Because the crowdfunded film hasn’t actually been made yet, Axanar also has argued that stopping its production would constitute an impermissible prior restraint on speech. Courts are highly reluctant to stop an infringement before it occurs, under the theory that relief can later be obtained through monetary relief and an injunction once the film has been completed. In other words, it is not appropriate to sue to stop a film before it has actually been made since the actual film may not, in point of fact, infringe upon anything.
Once all of this procedural jousting has been worked out, and assuming that the case is not dismissed, the burden will still be on Paramount and CBS to establish that elements protectable under copyright—expression and not mere ideas—have been infringed. Inasmuch as the crowdfunded film has not been completed, Paramount and CBS will have a difficult time showing that infringement has occurred (at least for now).
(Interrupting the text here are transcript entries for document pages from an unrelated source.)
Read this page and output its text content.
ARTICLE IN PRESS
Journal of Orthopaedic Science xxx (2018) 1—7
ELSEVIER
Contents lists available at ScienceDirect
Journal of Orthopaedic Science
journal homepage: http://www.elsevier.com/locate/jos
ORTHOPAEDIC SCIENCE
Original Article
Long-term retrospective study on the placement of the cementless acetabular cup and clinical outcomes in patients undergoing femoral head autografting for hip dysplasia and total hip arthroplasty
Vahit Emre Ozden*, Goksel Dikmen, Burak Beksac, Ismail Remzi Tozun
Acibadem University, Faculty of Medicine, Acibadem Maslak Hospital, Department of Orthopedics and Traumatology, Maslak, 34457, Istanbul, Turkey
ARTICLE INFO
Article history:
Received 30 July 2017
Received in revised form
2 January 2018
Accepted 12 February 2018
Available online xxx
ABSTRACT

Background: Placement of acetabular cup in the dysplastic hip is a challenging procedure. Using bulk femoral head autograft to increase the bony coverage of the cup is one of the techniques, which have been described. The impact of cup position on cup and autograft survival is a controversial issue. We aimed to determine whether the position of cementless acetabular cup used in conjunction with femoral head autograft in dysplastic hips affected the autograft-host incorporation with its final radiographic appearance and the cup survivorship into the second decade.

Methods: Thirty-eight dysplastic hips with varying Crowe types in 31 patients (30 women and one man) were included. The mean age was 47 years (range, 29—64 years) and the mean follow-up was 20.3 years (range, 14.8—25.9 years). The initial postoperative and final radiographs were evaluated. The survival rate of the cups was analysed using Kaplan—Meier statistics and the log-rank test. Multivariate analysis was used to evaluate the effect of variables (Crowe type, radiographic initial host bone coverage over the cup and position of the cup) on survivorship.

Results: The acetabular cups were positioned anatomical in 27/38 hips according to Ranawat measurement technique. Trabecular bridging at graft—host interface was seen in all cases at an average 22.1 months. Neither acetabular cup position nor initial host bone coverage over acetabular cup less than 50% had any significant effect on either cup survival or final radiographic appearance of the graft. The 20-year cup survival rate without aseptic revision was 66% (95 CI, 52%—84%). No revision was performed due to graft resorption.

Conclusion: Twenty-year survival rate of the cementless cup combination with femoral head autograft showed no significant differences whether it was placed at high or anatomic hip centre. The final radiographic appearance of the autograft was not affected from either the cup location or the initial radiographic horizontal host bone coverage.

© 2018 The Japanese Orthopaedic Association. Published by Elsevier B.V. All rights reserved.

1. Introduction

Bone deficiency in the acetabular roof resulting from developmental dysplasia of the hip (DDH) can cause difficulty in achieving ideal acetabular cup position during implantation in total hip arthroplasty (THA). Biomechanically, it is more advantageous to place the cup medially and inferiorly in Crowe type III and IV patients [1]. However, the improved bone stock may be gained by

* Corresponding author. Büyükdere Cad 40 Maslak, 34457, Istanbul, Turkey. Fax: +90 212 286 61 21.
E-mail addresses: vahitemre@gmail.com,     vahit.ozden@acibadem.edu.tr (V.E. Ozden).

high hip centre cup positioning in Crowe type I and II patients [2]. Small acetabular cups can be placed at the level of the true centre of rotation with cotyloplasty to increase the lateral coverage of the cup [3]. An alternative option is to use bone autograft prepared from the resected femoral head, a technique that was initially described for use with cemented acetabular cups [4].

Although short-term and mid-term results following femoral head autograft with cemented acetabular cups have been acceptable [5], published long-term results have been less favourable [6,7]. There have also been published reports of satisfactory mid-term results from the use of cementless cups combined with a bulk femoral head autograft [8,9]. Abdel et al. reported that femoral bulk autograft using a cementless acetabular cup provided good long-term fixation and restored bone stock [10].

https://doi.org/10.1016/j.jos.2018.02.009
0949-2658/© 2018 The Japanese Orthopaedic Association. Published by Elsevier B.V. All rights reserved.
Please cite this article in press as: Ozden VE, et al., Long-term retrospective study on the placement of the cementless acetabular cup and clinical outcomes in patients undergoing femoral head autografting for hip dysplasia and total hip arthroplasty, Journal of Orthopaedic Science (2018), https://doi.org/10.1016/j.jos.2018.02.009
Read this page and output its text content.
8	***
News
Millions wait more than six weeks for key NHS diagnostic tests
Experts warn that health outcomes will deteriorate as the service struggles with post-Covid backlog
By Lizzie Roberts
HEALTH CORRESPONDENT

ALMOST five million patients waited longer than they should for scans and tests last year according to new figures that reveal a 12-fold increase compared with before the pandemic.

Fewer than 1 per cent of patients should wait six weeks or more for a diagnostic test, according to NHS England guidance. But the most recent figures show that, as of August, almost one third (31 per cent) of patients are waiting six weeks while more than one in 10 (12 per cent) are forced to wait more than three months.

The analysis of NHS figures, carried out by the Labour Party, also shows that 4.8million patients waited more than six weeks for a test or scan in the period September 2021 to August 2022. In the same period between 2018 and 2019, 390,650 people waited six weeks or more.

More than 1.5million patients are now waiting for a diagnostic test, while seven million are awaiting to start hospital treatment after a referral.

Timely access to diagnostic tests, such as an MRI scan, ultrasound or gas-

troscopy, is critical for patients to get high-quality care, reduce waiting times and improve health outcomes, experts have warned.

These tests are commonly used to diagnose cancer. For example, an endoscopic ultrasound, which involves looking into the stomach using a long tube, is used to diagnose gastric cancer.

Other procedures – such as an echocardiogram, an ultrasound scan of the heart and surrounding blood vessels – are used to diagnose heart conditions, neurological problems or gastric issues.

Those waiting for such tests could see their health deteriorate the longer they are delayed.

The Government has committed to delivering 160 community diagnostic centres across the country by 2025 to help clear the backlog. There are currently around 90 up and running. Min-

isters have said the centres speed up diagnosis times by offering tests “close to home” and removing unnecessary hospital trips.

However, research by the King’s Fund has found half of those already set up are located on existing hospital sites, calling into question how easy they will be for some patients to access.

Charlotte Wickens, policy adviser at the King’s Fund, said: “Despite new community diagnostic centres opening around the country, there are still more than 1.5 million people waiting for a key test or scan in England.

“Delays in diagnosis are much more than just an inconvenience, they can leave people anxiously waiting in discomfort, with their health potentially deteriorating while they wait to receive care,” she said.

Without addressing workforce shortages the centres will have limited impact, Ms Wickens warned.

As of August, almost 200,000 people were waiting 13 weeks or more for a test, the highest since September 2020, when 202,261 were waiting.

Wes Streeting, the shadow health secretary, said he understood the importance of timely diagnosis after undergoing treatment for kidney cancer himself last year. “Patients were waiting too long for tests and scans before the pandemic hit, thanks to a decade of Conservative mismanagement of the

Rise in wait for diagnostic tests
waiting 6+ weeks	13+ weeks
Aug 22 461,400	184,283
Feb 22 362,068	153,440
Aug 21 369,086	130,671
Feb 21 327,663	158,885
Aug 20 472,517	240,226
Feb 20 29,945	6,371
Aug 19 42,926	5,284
Even assuming that the film were to be completed, the trier of fact in the case still will have to determine whether the themes, mood, setting, pace, plot and characters are substantially similar and that the similarities are not merely a result of similar ideas.
Following the production of the film, even if Paramount and CBS could show that copyrightable elements have been taken, Axanar still would have the ability to argue that its use of such elements in the context of this film constitutes “fair use” (which I have discussed in numerous posts on this blawg (Homage or Rip-Off?…, Let’s Go Crazy… and Fan Art: Tribute or Tribulation)). In the motion to dismiss, Axanar’s lawyers stated that: “Defendants intend to vigorously defend their use (if any) as a fair use. Without a film, the Court cannot evaluate the purpose and character of Defendants’ film, whether it is transformative, or a parody, and the amount and substantiality taken (if any). Similarly, the Court will not be able to evaluate any de minimis use defense.”
While some studios welcome (and even encourage) this type of “fan film” as a way to bolster and enhance the “franchise” of the product, the opposite approach is being taken in this situation. As a result, this case will be closely watched in the entertainment industry.